Sono arrivati in corteo. Un corteo regale: un lungo mantello verde che rappresenta “gli impegni alla sostenibilità che Intesa Sanpaolo rivendica su tutte le sue piattaforme”. Poi gli attivisti di  Extinction Rebellion si sono spogliati davanti al grattacielo per protestare 

Dicono gli attivisti: “dagli Accordi di Parigi ad oggi, la banca torinese ha investito 12 miliardi di dollari in combustibili fossili, continuando a finanziare progetti e aziende legate all’industria del petrolio, carbone e gas naturale”.

Proseguono: “Non basta una timidissima policy per l’uscita dal carbone. Ascoltare la scienza significa interrompere, sin da subito, ogni tipo di investimento in tutte le tipologie di combustibili fossili. Significa lavorare attivamente per portare rapidamente allo zero netto le emissioni climalteranti. I vostri investimenti sui nostri corpi”.

Come detto una trentina di attivisti hanno organizzato un corteo partendo da Piazza Statuto fino al Grattacielo Sanpaolo. Seguendo la metafora del Re Nudo, il corteo è stato inaugurato all’arrivo di un’attivista con una grande testa di cartapesta, con la corona reale e con un mantello verde di circa 15 metri su cui sono stati stampati gli impegni alla sostenibilità che Intesa Sanpaolo continua a rivendicare su tutte le sue piattaforme. T

ra musica e cori, il corteo è poi giunto alle porte del Grattacielo Sanpaolo, dove Extinction Rebellion aveva già messo in atto un’altra azione lo scorso 11 giugno. Una volta sul posto, una quindicina di attivisti si sono spogliati presidiando l’entrata del grattacielo.

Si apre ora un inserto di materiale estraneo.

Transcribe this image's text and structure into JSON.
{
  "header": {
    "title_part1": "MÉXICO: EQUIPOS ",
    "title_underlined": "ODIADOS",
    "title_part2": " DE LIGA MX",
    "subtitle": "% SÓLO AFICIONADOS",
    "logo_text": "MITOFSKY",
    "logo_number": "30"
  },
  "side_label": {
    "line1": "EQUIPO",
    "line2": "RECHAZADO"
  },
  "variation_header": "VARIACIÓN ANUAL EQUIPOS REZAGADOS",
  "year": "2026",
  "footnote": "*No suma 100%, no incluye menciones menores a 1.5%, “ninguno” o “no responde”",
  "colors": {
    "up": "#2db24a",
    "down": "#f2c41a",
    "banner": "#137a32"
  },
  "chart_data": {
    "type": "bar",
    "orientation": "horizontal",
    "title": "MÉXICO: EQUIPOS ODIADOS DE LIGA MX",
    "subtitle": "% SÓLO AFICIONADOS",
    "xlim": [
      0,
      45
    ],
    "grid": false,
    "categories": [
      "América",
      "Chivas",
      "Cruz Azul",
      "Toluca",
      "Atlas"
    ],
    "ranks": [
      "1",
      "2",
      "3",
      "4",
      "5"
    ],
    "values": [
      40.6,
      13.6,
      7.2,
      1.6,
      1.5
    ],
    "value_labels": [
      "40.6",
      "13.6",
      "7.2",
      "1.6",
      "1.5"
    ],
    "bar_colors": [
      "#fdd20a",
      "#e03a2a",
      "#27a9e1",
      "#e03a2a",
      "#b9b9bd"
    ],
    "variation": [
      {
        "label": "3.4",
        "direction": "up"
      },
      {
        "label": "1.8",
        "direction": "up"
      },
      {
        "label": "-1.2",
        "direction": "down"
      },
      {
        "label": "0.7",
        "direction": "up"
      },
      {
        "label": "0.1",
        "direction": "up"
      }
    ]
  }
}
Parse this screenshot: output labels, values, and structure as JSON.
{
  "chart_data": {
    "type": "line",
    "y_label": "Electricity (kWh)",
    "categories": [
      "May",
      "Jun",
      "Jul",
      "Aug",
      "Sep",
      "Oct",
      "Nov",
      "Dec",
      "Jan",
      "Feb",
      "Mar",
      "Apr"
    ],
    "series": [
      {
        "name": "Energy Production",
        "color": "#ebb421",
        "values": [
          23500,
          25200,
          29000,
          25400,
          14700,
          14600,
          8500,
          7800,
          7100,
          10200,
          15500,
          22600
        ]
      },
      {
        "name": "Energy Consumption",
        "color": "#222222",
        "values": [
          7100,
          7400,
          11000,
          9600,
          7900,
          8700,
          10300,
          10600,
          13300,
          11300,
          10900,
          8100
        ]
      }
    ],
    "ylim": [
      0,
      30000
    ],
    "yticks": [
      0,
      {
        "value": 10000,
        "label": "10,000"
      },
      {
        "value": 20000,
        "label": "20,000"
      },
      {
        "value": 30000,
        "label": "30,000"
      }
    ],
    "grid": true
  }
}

Sui loro corpi nudi sono stati scritti gli investimenti sporchi che Intesa Sanpaolo ha portato avanti negli ultimi 5 anni. Sui cartelli le scritte “Intesa è nuda” e “Intesa si veste di parole vuote”. “Dagli Accordi di Parigi ad oggi”, infatti, “la banca torinese ha investito circa 12 miliardi di dollari in combustibili fossili, continuando a finanziare progetti e aziende legate all’industria del petrolio, carbone e gas naturale” affermano gli attivisti, “riconoscere la gravità della crisi che stiamo vivendo significa smettere di bruciare carbone, petrolio e gas naturale, a partire da oggi”.

Durante il presidio alcuni attivisti sono entrati dentro il grattacielo con l’obiettivo di consegnare simbolicamente un documento scientifico ad un delegato della banca. Dopo oltre un’ora di presidio, gli attivisti hanno simbolicamente legato i loro corpi l’un l’altro tramite “il mantello verde di Intesa Sanpaolo” per poi cadere a terra in un die-in finale.

L’azione rientra in “Bail Out The Planet”, l’ondata di azioni decentralizzate promossa da Extinction Rebellion Europa in tutto il continente, per opporsi al riavvio dell’economia globale a spese degli ecosistemi planetari e delle vite umane.

“La vita sulla Terra è in pericolo. Il nostro pianeta è in crisi, ma ogni crisi contiene una possibilità di trasformazione. Chiediamo ad Intesa Sanpaolo di smettere, sin da subito, di investire in tutte le tipologie di combustibili fossili. Il coraggio che non riusciremo a trovare oggi saranno le tragedie che dovremo affrontare domani”, concludono da Extinction Rebellion.